The Chelsea players in Boston for tonight’s Final Whistle on Hate match against New England Revolution have visited the city’s Holocaust memorial.
The New England Holocaust Memorial, to give it its full name, is located in the heart of Boston’s downtown area and is open to the public at all times. Its many visitors were swelled in numbers by the Blues squad and New England Revolution players who walked through the towers which make up the most prominent feature, read the inscriptions and listened to talks from descendants of Holocaust victims and survivors.
The memorial was founded by a Holocaust survivor who came to Boston after the war and its six towers represent the millions of victims, the number of major death camps, a row of memorial candles and the years between 1939 and 1945. They are etched with numbers representing the infamous tattoos forced onto victims’ arms.
The Final Whistle on Hate match highlights a campaign against antisemitism and discrimination of all kinds. The game against New England Revolution at the the world-famous Gillette Stadium will raise money and awareness for a number of initiatives that tackle discrimination, persecution and hatred, including the World Jewish Congress, the Tree of Life synagogue, the Anti-Defamation League and the Holocaust Educational Trust.

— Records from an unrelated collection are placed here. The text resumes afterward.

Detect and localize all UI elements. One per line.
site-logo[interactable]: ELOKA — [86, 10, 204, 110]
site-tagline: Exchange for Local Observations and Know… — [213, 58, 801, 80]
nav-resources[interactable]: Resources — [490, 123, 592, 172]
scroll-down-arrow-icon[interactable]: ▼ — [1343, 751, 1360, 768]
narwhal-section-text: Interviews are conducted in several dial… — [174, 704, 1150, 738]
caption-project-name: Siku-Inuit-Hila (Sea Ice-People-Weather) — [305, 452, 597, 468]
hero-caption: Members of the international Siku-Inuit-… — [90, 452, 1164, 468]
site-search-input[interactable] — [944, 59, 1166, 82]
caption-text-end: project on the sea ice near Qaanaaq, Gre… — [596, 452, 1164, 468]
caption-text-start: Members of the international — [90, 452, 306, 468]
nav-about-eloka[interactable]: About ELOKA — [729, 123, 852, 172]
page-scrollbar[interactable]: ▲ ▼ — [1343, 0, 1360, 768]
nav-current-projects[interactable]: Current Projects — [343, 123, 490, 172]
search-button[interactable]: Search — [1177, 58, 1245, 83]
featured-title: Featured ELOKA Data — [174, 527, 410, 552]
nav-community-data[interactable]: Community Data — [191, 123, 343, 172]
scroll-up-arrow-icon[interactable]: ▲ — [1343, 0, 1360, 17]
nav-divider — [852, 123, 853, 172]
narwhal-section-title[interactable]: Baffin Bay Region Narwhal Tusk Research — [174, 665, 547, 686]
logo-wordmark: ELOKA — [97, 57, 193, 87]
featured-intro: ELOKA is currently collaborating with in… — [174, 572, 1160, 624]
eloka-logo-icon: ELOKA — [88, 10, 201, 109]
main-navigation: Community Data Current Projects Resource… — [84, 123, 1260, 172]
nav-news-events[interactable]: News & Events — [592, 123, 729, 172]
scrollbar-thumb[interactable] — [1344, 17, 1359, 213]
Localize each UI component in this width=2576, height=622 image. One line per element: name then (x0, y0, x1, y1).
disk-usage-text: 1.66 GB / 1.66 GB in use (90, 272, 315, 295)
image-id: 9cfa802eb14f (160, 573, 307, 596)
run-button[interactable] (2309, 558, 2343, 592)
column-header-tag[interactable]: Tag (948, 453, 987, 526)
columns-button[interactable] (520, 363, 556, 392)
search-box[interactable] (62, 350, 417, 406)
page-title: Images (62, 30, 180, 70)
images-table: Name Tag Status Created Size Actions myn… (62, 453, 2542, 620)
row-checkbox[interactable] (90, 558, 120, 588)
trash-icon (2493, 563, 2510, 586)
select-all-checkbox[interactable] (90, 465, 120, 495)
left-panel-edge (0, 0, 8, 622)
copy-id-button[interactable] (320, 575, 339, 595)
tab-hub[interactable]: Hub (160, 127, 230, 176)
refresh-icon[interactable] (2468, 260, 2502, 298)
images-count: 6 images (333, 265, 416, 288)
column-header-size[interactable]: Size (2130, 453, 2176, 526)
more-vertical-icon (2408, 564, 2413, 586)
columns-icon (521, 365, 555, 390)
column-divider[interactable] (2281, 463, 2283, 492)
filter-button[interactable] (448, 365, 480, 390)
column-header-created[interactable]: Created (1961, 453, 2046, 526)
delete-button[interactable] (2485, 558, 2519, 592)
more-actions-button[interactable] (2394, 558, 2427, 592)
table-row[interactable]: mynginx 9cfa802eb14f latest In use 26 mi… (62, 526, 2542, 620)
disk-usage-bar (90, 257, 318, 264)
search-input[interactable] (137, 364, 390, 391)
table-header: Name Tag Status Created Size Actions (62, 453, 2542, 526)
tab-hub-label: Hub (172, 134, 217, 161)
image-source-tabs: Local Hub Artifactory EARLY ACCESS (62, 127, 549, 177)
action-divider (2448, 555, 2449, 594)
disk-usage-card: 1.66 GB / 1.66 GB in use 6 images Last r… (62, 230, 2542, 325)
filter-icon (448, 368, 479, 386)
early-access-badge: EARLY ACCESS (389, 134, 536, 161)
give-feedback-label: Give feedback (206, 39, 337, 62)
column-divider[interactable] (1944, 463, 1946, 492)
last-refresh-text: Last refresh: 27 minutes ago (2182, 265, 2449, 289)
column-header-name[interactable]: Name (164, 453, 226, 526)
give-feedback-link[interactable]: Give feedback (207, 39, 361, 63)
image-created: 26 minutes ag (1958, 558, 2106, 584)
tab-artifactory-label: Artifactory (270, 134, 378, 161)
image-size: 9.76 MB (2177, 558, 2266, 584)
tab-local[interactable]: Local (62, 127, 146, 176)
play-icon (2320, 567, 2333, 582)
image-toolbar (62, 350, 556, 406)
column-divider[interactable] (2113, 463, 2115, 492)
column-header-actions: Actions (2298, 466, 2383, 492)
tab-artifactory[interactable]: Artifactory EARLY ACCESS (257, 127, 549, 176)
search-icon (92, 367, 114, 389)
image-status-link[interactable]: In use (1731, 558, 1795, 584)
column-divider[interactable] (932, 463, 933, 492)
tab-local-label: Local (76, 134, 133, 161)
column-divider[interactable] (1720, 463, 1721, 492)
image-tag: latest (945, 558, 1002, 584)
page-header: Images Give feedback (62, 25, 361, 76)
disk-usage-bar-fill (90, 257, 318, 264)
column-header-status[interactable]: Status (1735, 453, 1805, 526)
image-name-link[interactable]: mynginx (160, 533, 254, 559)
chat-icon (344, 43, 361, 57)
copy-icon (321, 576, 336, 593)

The initial idea for our visit to New England was developed by the two clubs’ owners Roman Abramovich and Robert Kraft, in light of a global rise in antisemitic activity and hate crimes, including the tragic massacre at the Tree of Life synagogue in Pittsburgh on 27 October last year, during which 11 innocent people lost their lives while worshipping.
Both owners have given their full backing to the initiative by donating $1 million in support of the cause, in addition to the commitment of their teams.